Kenyataan tersebut di atas juga
diakui oleh Syaikh Yusuf Qardhawi di dalam tanggapan beliau terhadap al-Albani
yang mengomentari hadis-hadis di dalam kitab beliau berjudul al-Halal
wal-Haram fil-Islam, sebagai berikut:
Oleh sebab itu, penetapan Syaikh
al-Albani tentang dha’if-nya suatu hadits bukan merupakan hujjah
yang qath’I (pasti-red) dan sebagai kata pemutus.

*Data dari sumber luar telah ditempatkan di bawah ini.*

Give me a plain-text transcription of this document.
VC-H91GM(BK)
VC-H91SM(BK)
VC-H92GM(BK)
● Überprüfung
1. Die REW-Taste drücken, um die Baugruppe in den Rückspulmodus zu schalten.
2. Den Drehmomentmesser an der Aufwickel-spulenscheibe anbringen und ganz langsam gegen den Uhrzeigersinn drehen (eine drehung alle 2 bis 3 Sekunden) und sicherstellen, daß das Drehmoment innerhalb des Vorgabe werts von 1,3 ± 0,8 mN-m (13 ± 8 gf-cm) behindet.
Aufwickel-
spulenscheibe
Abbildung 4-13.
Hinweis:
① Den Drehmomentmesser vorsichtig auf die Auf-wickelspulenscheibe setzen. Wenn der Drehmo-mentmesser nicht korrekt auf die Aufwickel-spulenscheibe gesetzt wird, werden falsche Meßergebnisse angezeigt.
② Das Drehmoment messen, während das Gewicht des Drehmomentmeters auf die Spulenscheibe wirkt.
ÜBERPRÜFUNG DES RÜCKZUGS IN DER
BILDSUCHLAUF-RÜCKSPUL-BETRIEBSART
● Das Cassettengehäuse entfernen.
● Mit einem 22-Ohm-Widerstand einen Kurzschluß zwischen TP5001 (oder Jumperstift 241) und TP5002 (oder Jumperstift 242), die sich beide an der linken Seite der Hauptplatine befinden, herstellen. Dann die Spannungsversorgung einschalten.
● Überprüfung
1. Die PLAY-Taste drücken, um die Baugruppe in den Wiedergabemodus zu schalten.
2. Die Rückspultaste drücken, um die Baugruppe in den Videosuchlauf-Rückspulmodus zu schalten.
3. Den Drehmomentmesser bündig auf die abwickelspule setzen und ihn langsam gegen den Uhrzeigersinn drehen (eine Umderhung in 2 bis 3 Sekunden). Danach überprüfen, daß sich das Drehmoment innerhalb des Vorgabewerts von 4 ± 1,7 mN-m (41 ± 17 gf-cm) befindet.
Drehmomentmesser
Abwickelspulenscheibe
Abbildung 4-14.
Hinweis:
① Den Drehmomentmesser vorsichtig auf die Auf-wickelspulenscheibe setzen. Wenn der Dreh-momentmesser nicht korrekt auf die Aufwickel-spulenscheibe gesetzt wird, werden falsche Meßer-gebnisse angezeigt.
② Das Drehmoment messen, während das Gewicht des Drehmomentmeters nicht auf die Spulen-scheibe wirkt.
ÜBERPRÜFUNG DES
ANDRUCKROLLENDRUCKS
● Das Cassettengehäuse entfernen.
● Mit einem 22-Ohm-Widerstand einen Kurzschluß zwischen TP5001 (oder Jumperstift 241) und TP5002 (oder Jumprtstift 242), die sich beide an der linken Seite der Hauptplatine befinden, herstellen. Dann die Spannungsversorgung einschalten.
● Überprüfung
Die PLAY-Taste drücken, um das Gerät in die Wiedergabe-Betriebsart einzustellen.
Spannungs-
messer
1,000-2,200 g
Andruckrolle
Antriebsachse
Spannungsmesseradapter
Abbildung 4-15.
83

Bahkan dapat
saya katakan bahwa Syaikh al-Albani hafizhahullah kadang-kadang
melemahkan suatu hadits dalam satu kitab dan mengesahkannya (menshahihkannya-red)
dalam kitab lain. (Lihat Halal dan Haram , DR. Yusuf Qardhawi,
Robbani Press, Jakarta, 2000, hal. 417).
Syaikh Yusuf Qardhawi juga banyak
menghadirkan bukti-bukti kecerobohan al-Albani dalam menilai hadis yang
sekaligus menunjukkan sikapnya yang “plin-plan”, sehingga hasil penelitiannya
terhadap hadis sangat diragukan dan tidak dapat dijadikan pedoman. Belum lagi
bila menilik fatwa-fatwa al-Albani yang kontroversial, maka semakin tampaklah
cacat yang dimilikinya itu.
Di antara fatwa-fatwa al-Albani yang
kontroversial itu sebagaimana disebut di dalam bukuMembongkar Kebohongan
Buku “Mantan Kiai NU Menggugat Sholawat & Dzikir Syirik” (H. Mahrus
Ali), halaman 241-245 adalah :
1. Mengharamkan
memakai cincin, gelang, dan kalung emas bagi kaum wanita
2. Mengharamkan
berwudhu dengan air yang lebih dari satu mud (sekitar setengah
liter) dan mengharamkan mandi dengan air yang lebih dari lima mud (sekitar
tiga liter).
3. Mengharamkan
shalat malam melebihi 11 raka’at.
4. Mengharamkan
memakai tasbih (penghitung) untuk berdzikir.
5. Melarang
shalat tarawih melebihi 11 raka’at.
Ada pula fatwa-fatwanya yang nyeleneh, seperti:
Menganggap adzan kedua di hari Jum’at sebagai bid’ah yang tidak
boleh dilakukan (lihat al-Ajwibah al-Nafi’ah), menganggap bid’ahberkunjung
kepada keluarga dan sanak famili pada saat hari raya, mengharuskan warga Muslim
Palestina agar keluar dari negeri mereka dan menganggap yang masih bertahan di
Palestina adalah kafir (lihat Fatawa al-Albani, dikumpulkan
oleh ‘Ukasyah Abdul Mannan, hal. 18), mengajak kaum Muslimin untuk
membongka al-Qubbah al-Khadhra’ (kubah hijau yang menaungi
makan Rasulullah Saw.) dan mengajak mengeluarkan makan Rasulullah Saw. dan
Sayidina Abu Bakar dan Sayidina Umar ke lokasi luar Masjid Nabawi (lihat Tahdzir
al-Sajid min Ittikhadz al-Qubur Masajid, hal. 68), dan bahkan
al-Albani berani menyatakan secara bahwa sikap Imam Bukhari dalam menta’wil
sebuah ayat di dalam kitab Shahih Bukhari adalah sikap yang
tidak pantas dilakukan seorang Muslim yang beriman (artinya secara tidak
langsung ia telah menuduh al-Bukhari kafir dengan sebab ta’wilnya tersebut)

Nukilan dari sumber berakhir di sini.